Most Americans don’t believe humans responsible for climate change, study finds
In contrast, scientists overwhelmingly believe global warming is caused by human activity
Barack Obama’s sense of urgency in getting Congress and the international community to act on climate change does not appear to have rubbed off on the average American, a new study published today reveals.
Even as the president pressed the G8 and the world’s major polluters to resist cynicism and the pressure of the economic recession to act against global warming, a majority of Americans remain unconvinced that humans are responsible for climate change, or that there is an urgent need to act.
About 49% of Americans believe the Earth is getting warmer because of the burning of fossil fuels and other human activity, the survey by the Pew Research Centre and the American Association for the Advancement of Science said. Some 36% attributed global warming to natural changes in the atmosphere and another 10% said there was no clear evidence that the earth was indeed undergoing climate change.

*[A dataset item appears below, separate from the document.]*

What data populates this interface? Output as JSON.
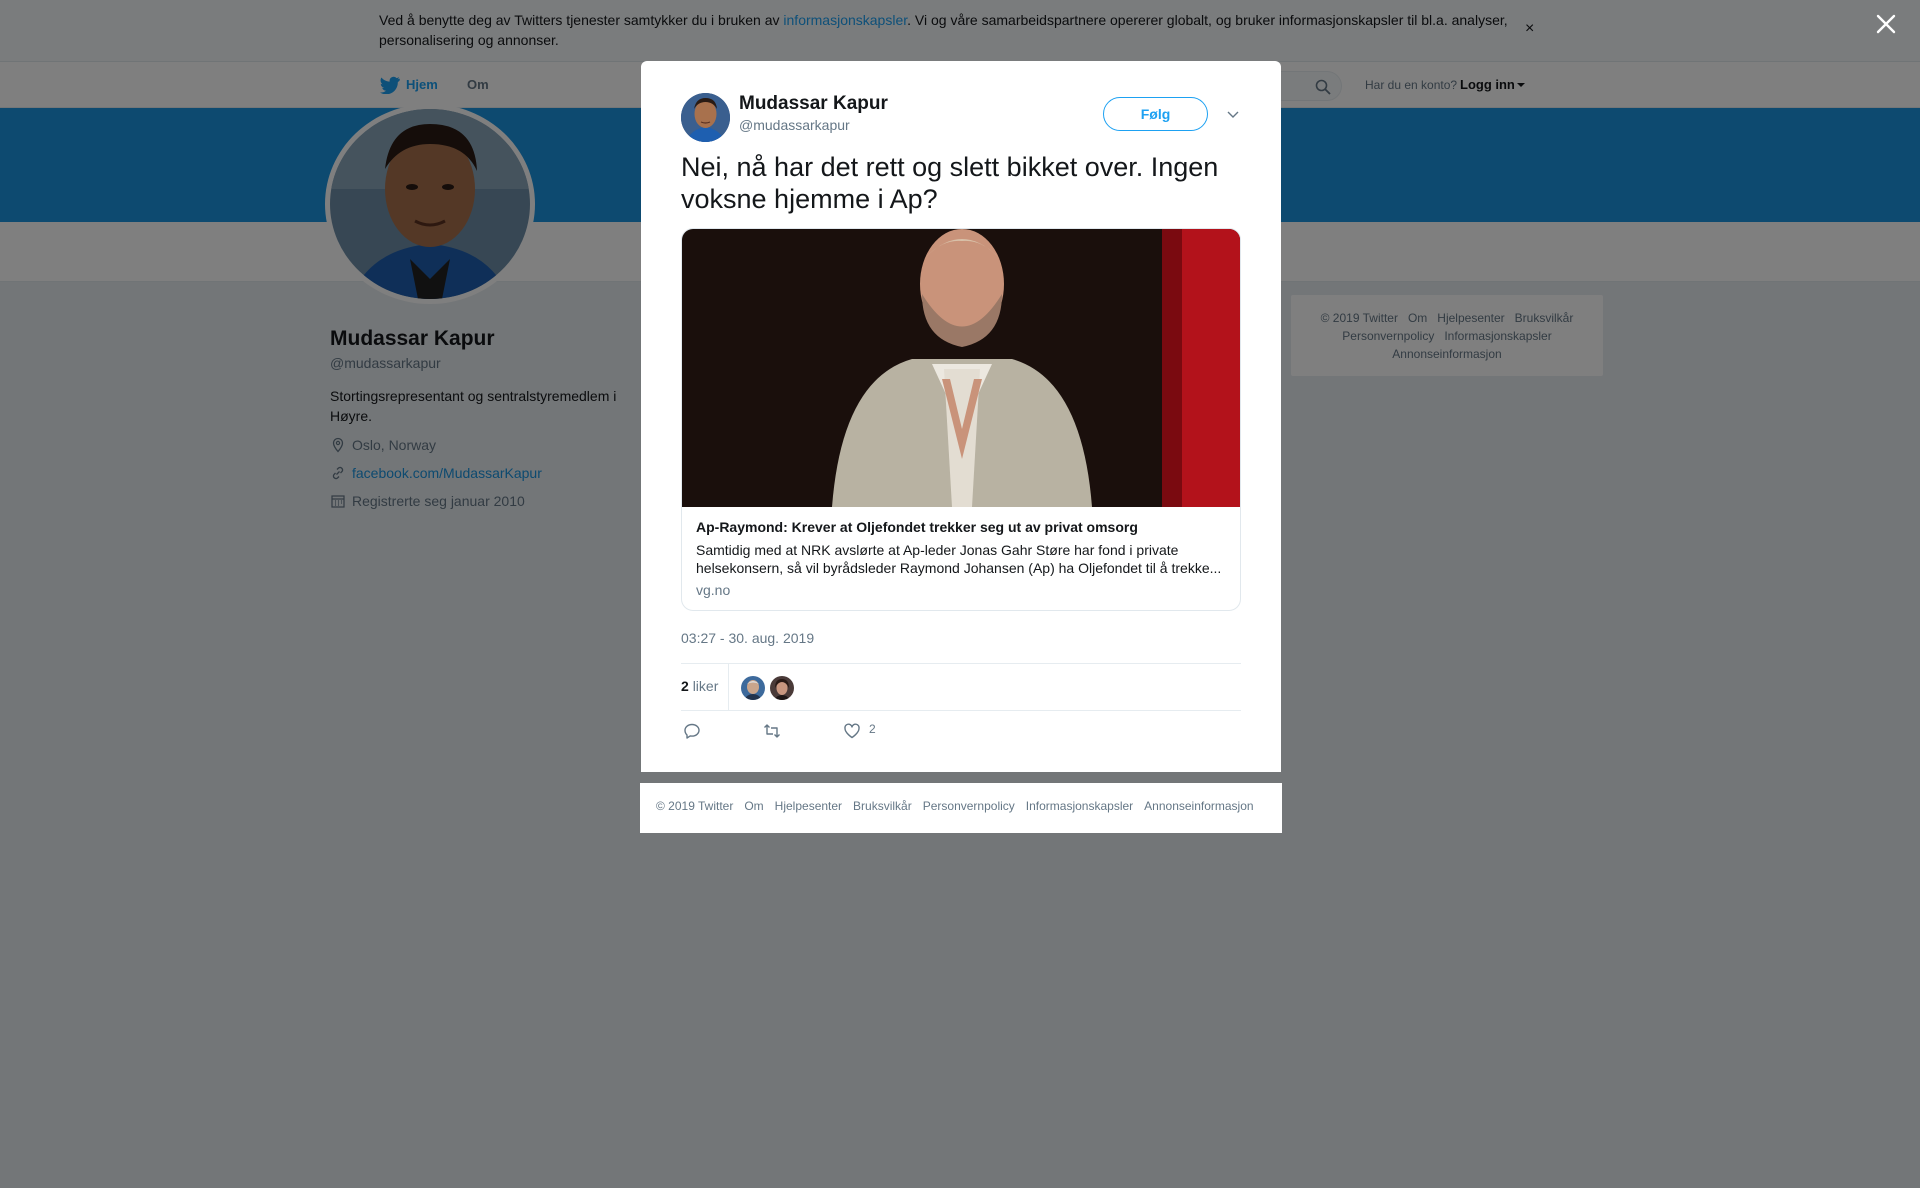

Scientists in contrast are overwhelmingly persuaded that global warming is caused by humans – some 84% blame human activity. A strong majority – some 70% – also believe it is a very serious problem. Despite that degree of consensus, some 35% of Americans continues to believe – wrongly it turns out – that climate change remains a matter of scientific controversy. Only about 47% of the public views climate change as a very serious problem, a finding that has remained stable over the years, the survey said. In other public opinion polls over the years, climate change has ranked near the bottom of the list of pressing problems.
The Pew poll, like others in the past, also found attitudes towards climate change breaking down according to political allegiance. Some 67% of Republicans either deny the existence of climate change or attribute the phenomenon to natural causes. In contrast, 64% of Democrats believe that the earth is getting warmer because of human activity.